Of the 11 jurisdictions offering an online exam, five – Arizona, Oregon, the District of Columbia, Maryland, and Massachusetts – will use an abbreviated exam the NCBE will prepare for remote administration on October 5 and 6.

  The abbreviated online exam, even though produced by the NCBE, won’t be what is called the Uniform Bar Examination (UBE), which the NCBE produces for about two-thirds of U.S. states and the District of Columbia. The UBE results in a score that an applicant can transfer to any other licensing jurisdiction that uses the UBE. (Arizona has used the UBE since 2012.) Because the abbreviated online exam won’t be a UBE, applicants will not be able to transfer the score to other UBE jurisdictions.

  It’s not a UBE exam because  it literally will be only half of what constitutes the current UBE. As the NCBE says on its website, the online exam will cover “less content … in shorter testing sessions.”

The current two-day, 12-hour UBE consists of a six-hour, 200-question multiple-choice component; six 30-minute essay questions; and two 90-minute skills-based tasks.

The abbreviated online exam will be two days but only six hours and consist of half of the UBE: 100 multiple-choice questions, three essay questions, and one skills-based task.

  In its announcement, the Supreme Court made it clear that the exam as administered in Arizona will only be valid for practicing in Arizona. The Supreme Court’s admissions unit posted an additional warning that it is unclear whether other jurisdictions even will honor the results of the abbreviated online exam if the applicant later wants to apply for admission on motion in another jurisdiction.

So, in Arizona, this two-option bar exam means that one applicant can take the in-person bar exam — 12 hours of testing, with hundreds of other people — and another applicant can take the online exam — six hours of testing, at his or her own computer, alone — and both theoretically end up in the same place: fully licensed as an Arizona lawyer.

  While Arizona, Oregon, the District of Columbia, Maryland, and Massachusetts will use the NCBE’s abbreviated online exam, Texas, which is scheduled to start using the UBE for its February 2021 examination, will use a combination of UBE and homegrown questions for its online exam.

  The five other states that will offer online bar exams this year – Florida, Indiana, Louisiana, Michigan, and Nevada – don’t use the UBE, so portability isn’t an issue, and will create their own online exams. But all will be different from and shorter than the in-person exams. Nevada even is allowing its online exam to be open book.

So what’s a good enough benchmark to show that law grads

have sufficient skills and knowledge to be lawyers?

Licensing is the first step in protecting the public. The bar exam is generally deemed to be necessary to establish an applicant’s knowledge and skill set for a license.

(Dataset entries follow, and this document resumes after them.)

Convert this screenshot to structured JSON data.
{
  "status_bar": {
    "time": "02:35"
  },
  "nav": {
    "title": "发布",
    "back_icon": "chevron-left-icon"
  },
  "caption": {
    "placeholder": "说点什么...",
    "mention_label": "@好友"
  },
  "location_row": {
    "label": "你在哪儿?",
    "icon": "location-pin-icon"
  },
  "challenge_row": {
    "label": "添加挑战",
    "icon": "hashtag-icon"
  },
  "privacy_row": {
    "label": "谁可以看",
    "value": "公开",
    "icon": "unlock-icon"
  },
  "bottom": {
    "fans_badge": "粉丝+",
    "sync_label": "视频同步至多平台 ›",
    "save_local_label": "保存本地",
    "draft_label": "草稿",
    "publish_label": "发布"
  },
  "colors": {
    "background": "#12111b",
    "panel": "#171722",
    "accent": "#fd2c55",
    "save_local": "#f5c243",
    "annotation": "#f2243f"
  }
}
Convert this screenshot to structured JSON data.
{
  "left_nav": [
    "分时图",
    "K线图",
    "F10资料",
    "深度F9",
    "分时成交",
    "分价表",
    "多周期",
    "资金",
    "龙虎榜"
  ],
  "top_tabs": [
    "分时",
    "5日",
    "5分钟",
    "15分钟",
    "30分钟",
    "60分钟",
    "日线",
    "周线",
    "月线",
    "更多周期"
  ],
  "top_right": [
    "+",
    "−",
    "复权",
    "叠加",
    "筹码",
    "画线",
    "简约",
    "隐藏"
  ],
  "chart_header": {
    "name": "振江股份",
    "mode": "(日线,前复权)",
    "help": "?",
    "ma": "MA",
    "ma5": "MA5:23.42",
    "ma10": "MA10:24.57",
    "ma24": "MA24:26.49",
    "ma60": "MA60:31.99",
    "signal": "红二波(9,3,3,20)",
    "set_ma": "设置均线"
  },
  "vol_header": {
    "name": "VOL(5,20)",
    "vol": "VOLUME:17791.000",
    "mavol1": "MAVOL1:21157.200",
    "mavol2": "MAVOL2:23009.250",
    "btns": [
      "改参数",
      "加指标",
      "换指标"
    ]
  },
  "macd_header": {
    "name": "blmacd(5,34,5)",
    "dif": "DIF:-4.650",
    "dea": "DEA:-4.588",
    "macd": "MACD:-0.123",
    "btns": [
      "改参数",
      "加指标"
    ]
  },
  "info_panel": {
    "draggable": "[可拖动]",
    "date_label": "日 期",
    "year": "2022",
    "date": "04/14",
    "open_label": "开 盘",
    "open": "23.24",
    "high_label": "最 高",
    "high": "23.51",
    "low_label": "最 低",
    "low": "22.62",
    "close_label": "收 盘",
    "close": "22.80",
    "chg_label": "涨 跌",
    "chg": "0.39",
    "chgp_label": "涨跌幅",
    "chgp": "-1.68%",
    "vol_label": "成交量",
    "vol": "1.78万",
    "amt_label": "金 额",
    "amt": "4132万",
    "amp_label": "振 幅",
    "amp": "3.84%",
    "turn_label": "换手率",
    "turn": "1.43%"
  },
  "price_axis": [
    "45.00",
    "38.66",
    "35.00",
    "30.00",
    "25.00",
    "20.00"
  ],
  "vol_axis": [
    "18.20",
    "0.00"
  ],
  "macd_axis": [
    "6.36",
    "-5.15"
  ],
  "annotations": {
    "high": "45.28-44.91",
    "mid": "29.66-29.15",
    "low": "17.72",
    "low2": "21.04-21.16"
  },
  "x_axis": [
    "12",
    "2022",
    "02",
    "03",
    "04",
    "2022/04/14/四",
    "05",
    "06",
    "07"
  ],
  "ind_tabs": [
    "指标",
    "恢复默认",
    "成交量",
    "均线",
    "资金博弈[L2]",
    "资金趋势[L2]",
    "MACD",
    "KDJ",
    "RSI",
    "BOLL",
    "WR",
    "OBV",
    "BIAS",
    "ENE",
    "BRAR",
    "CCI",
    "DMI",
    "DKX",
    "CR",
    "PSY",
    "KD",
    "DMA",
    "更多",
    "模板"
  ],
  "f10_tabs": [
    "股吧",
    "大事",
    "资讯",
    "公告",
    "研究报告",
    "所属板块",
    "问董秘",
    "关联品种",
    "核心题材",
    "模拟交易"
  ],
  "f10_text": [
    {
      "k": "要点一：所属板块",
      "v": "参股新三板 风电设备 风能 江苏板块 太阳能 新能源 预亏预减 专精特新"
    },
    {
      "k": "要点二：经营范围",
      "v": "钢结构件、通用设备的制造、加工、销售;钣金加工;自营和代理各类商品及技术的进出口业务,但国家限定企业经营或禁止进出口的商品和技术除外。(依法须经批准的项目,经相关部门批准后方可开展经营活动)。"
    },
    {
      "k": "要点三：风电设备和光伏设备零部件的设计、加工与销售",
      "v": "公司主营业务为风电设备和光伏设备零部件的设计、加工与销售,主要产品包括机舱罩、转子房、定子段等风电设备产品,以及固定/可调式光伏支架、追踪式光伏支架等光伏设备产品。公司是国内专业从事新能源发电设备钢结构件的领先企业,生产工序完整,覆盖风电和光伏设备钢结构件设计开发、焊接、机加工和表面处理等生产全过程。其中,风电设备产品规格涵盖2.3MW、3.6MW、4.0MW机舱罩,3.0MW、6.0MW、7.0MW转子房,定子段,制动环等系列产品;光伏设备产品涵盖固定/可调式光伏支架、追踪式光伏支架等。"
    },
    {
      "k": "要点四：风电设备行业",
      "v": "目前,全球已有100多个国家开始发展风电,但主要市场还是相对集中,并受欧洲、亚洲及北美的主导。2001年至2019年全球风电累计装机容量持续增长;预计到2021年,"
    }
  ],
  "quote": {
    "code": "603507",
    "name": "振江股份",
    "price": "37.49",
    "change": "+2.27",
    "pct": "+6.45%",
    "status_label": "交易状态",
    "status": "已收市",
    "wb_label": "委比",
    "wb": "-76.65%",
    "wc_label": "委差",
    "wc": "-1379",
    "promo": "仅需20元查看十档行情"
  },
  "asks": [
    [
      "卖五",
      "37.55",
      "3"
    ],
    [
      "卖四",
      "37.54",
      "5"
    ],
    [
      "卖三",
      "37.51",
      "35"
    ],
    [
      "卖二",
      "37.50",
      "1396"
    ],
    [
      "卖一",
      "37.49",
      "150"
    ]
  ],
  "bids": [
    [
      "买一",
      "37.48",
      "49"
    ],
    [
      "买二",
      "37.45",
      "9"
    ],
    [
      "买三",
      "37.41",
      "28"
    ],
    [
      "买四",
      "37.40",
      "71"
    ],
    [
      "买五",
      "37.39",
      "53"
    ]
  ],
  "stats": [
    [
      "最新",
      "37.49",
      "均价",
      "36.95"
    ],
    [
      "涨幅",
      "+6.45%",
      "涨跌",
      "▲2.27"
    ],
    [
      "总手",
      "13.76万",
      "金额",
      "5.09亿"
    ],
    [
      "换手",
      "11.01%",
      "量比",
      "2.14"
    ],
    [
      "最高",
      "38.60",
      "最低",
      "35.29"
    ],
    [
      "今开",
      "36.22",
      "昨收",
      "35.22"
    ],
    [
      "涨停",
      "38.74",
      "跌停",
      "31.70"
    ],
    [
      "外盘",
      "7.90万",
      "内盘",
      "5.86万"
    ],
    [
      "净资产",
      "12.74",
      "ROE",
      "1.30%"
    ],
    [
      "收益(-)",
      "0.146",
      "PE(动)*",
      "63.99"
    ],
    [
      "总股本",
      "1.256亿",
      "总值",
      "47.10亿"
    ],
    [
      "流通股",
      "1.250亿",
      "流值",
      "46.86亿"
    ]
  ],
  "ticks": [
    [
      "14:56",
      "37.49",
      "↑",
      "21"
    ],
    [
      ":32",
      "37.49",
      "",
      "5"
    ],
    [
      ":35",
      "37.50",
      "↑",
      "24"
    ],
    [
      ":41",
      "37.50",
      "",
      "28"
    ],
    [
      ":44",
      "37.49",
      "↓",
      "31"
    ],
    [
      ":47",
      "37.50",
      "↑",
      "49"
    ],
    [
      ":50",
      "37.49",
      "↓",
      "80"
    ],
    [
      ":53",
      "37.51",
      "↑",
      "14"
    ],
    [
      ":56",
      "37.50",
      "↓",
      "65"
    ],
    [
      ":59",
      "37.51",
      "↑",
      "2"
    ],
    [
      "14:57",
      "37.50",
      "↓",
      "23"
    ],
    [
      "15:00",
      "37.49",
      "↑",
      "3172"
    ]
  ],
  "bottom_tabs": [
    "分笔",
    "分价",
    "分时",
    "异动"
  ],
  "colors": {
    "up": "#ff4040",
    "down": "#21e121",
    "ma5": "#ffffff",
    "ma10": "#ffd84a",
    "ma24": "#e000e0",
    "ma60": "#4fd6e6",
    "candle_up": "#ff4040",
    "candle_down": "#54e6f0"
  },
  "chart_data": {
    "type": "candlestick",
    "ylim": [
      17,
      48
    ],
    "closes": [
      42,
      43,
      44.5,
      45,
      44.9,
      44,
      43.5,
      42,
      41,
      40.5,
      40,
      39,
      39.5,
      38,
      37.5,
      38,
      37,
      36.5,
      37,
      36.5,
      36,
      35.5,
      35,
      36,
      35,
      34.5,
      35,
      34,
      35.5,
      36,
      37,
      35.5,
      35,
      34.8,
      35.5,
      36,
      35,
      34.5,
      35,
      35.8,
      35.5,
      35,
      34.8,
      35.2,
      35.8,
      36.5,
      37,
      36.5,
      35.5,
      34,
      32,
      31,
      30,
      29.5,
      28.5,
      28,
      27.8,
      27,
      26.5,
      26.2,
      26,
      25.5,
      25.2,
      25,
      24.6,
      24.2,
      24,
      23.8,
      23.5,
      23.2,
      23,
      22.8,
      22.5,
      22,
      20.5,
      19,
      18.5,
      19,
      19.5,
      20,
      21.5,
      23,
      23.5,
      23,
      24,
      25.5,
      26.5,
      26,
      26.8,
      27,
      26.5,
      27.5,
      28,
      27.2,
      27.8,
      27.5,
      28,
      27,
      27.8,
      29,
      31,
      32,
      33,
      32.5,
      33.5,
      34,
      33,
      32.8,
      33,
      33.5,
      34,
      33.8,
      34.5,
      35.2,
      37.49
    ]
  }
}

The law grads and others who take the online, abbreviated exams as well as the law grads and others who will be eligible for the diploma privilege will be licensed (assuming they pass through character and fitness) and will be indistinguishable from a jurisdiction’s already-licensed lawyers. They won’t have little asterisks after their names in bar directories documenting that they didn’t have to pass the same bar exam.

The decisionmakers, including our own Arizona court, have deemed these COVID-19 accommodations good enough.

If six hours of testing is enough this year, do we need to return to 12 hours of testing in the future? If online testing works, do we need to return to mass, in-person testing? If an emergency diploma privilege works for some states, should we consider the diploma privilege as a viable option?

Following the maxim that one shouldn’t make permanent decisions to solve temporary problems – and hopefully the COVID-19 situation is temporary – I’m not suggesting that we make the emergency accommodations permanent. But we should use this situation as an impetus to re-think how we assess whether law grads and existing lawyers who want to join us in Arizona have sufficient knowledge and skills to be licensed as lawyers in this jurisdiction.